Dentro do carro – que cumpria as funções de quarto de motel, bar, cinema, sala de concertos, café e qualquer outra valência necessária a amantes clandestinos – Ezequiel Eduardo olhava Vanessa Caetana com ternura. Não a fixava realmente, apenas repousava nela o seu olhar estático e imóvel ao ponto de desfocar o seu rosto, misturando um olho com o nariz e sobrepondo tudo nos lábios que desciam já para o pescoço. Ainda assim, era ela, mas sem ter de ser ela. Mas era ela.

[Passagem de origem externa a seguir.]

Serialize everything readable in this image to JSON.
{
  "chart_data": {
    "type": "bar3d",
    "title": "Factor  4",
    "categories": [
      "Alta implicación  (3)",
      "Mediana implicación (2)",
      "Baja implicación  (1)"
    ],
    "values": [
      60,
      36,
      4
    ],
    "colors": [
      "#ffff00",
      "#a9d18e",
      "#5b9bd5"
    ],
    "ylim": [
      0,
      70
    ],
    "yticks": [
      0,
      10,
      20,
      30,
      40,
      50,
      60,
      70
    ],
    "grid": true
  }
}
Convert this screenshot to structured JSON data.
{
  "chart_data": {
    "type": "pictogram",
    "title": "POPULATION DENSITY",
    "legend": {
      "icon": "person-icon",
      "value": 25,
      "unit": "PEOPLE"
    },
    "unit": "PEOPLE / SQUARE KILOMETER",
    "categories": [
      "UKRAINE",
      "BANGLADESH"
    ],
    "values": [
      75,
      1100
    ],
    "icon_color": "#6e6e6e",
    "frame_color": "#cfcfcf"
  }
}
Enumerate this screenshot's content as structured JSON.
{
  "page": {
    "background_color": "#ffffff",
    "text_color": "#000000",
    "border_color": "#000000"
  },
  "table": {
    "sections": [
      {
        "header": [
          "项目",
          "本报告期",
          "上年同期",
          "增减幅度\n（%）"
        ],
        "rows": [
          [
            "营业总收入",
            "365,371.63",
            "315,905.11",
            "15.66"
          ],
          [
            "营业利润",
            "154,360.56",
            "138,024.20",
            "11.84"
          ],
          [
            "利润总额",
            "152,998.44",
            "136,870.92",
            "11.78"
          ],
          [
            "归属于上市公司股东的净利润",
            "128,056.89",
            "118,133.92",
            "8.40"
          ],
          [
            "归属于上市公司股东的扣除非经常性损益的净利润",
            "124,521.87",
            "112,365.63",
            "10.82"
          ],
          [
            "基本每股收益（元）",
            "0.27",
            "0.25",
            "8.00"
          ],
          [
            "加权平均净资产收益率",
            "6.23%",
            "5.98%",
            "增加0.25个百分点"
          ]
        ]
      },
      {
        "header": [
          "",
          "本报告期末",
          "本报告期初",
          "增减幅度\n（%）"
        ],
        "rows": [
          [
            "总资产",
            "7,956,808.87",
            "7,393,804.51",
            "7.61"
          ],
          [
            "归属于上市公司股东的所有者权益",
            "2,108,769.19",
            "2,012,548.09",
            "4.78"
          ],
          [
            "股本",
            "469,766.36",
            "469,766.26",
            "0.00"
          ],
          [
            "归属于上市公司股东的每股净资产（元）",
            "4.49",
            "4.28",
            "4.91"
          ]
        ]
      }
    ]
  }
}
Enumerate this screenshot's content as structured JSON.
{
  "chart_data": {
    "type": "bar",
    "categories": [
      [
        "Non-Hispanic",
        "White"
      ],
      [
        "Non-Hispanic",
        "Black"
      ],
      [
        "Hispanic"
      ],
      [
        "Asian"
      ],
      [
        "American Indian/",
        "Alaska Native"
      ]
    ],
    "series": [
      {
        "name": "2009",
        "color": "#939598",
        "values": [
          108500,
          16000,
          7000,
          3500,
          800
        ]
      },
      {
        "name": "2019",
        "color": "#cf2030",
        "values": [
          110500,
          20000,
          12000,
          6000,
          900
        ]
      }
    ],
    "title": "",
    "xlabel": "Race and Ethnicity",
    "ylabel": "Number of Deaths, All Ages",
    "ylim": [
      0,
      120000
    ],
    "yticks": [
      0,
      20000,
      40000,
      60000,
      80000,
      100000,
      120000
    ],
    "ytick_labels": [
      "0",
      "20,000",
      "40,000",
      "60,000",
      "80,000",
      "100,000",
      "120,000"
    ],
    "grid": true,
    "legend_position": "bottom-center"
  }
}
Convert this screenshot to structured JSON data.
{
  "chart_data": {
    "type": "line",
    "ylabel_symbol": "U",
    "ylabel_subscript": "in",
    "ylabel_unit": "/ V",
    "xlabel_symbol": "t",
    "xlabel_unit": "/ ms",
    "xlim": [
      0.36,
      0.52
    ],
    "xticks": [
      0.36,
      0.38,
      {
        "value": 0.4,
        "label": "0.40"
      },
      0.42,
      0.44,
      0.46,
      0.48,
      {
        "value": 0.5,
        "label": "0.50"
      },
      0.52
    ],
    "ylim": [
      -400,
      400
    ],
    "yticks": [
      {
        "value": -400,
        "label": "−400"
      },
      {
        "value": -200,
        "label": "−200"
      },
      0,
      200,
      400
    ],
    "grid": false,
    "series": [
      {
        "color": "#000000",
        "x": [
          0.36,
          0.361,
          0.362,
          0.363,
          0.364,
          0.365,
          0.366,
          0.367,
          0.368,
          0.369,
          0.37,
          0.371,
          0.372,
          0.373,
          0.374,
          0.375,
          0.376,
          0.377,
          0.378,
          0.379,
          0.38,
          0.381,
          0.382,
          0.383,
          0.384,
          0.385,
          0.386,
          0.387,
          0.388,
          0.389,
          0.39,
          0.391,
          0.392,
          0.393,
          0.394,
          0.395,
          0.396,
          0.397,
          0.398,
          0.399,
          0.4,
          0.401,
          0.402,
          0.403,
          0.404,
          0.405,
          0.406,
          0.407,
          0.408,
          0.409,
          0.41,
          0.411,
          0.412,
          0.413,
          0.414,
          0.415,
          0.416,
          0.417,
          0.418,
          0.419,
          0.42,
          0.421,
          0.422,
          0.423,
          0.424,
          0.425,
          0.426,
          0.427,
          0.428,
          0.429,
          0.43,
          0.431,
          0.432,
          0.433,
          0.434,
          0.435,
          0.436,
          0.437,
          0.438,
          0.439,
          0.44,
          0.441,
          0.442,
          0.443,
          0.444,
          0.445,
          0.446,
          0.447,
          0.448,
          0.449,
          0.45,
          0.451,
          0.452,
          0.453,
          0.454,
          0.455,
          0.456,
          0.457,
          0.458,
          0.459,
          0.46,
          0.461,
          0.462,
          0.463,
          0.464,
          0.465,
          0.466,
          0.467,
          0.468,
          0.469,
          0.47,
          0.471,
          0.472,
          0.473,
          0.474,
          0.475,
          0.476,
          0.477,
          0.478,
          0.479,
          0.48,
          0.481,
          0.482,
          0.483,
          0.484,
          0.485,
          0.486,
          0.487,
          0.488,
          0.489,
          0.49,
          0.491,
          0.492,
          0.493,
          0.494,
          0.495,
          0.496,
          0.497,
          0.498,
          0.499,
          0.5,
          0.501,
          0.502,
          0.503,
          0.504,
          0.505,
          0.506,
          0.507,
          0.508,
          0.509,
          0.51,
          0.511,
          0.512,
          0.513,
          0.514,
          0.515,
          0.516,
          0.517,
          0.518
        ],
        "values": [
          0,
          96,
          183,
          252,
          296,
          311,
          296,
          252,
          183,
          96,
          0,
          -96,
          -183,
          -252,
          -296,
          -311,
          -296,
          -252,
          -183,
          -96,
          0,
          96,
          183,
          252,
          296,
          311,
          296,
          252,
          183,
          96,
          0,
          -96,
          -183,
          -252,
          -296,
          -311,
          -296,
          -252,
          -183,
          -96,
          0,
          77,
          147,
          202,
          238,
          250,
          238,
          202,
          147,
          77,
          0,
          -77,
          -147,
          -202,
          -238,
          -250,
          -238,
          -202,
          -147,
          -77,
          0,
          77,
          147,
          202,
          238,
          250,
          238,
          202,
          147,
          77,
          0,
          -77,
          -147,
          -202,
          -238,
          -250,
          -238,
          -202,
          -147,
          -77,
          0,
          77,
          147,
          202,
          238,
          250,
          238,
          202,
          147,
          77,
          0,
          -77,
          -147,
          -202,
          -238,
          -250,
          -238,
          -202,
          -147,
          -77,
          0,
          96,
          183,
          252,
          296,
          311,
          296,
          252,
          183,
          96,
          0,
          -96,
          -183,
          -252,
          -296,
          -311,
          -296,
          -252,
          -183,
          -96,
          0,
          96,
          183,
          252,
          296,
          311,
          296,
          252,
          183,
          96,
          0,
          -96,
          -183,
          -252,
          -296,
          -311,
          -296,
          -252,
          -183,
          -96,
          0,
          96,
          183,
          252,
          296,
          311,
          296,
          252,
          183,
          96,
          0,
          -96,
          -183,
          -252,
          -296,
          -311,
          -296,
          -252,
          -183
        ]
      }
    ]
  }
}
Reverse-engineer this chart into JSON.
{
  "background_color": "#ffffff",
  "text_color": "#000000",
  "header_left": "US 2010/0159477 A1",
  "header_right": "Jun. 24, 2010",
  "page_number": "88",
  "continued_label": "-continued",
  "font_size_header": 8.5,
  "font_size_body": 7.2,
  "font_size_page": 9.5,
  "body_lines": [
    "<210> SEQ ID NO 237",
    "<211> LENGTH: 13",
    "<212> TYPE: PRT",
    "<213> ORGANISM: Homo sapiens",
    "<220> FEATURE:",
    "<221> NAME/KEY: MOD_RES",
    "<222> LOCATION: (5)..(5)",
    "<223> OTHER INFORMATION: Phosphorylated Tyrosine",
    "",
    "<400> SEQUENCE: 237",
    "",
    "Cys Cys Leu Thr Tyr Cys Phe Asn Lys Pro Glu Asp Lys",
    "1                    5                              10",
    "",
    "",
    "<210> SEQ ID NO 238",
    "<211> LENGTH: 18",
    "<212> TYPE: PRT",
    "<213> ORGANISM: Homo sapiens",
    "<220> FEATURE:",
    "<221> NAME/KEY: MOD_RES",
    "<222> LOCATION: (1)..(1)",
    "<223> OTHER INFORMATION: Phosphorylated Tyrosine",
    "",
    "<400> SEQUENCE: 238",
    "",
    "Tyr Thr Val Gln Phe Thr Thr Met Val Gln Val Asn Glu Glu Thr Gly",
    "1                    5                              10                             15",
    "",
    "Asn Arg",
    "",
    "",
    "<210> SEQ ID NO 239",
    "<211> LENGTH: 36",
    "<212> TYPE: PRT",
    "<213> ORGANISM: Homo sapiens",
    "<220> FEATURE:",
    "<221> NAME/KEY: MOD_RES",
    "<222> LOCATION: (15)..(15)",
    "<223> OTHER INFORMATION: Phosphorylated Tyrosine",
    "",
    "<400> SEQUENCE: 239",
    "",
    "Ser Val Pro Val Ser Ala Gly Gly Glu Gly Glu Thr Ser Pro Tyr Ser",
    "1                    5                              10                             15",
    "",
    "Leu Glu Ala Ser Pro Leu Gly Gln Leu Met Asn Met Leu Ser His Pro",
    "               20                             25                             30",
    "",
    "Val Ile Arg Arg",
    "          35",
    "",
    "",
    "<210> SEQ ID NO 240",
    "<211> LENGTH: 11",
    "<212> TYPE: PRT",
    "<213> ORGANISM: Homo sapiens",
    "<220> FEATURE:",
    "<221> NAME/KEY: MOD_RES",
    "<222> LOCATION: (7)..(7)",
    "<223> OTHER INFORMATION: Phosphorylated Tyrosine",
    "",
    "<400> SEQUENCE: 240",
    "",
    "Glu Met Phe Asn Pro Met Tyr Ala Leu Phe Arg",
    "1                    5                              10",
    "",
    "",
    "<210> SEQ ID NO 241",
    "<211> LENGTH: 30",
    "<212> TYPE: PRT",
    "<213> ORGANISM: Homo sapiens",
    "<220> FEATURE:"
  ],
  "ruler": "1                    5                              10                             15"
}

Havia carinho naquele olhar desfocado. Só algo mais forte ainda do que o destino uniria no pecado da carne dois seres tão criativamente desafortunados. A começar, desde logo, pelos prefixos da nomenclatura. Ezequiel nunca duvidara de que toda a sua existência teria tido um outro rumo se não carregasse o peso do primeiro nome. Ezequiel era um fardo demasiado pesado para se conseguir esgrimir com agilidade todos os desafios sociais, sofrimentos e angústias presentes em qualquer recreio de escola. Qualquer recreio, na verdade, dentro ou fora do contexto escolar e em qualquer nível de ensino ou espaço profissional. De um Ezequiel imaginam-se e esperam-se coisas distintas de um outro nome qualquer. Tivesse Eduardo antecedido Ezequiel e logo esse homem, que todos julgam conhecer por conta de um nome, se apresentaria de outra forma. Mais senhor de si, mais seguro, mais apto a não se deixar intimidar com piadolas parvas no circo habitual do vexatório bullying verbal, em qualquer idade ou fase da vida. Ezequiel é daqueles nomes demasiado longos, demasiado velhos, demasiado tudo para uma criança. Ezequiel sempre despontou a intimidação sistemática, o gozo fácil.

– Somos nós que fazemos o nome e não o contrário.

Ezequiel tentava que assim fosse, esforçara-se para que a mãe tivesse razão, e que os seus atos, bravura e personalidade se sobrepusessem aristocrática e nobremente sobre a plebe que o seu nome sugeria e que nem a frequência de meios religiosos, como a catequese, reabilitavam aos olhos de colegas e amigos. Ezequiel estava para os nomes próprios como um defeito físico ou incapacidade motora para o corpo. Era uma marca indelével no escadote social que fazia com que dele esperassem que aguardasse apenas a sua vez antes mesmo de colocar o pé no primeiro degrau. Nunca, na verdade, conseguira Ezequiel combater Ezequiel. Nunca Ezequiel conseguira evitar o seu próprio preconceito, deixando-se calcar por aquilo que ele próprio achava do seu nome de batismo: uma catástrofe bíblica. Aguardava ainda a sua vez antes do tal primeiro degrau.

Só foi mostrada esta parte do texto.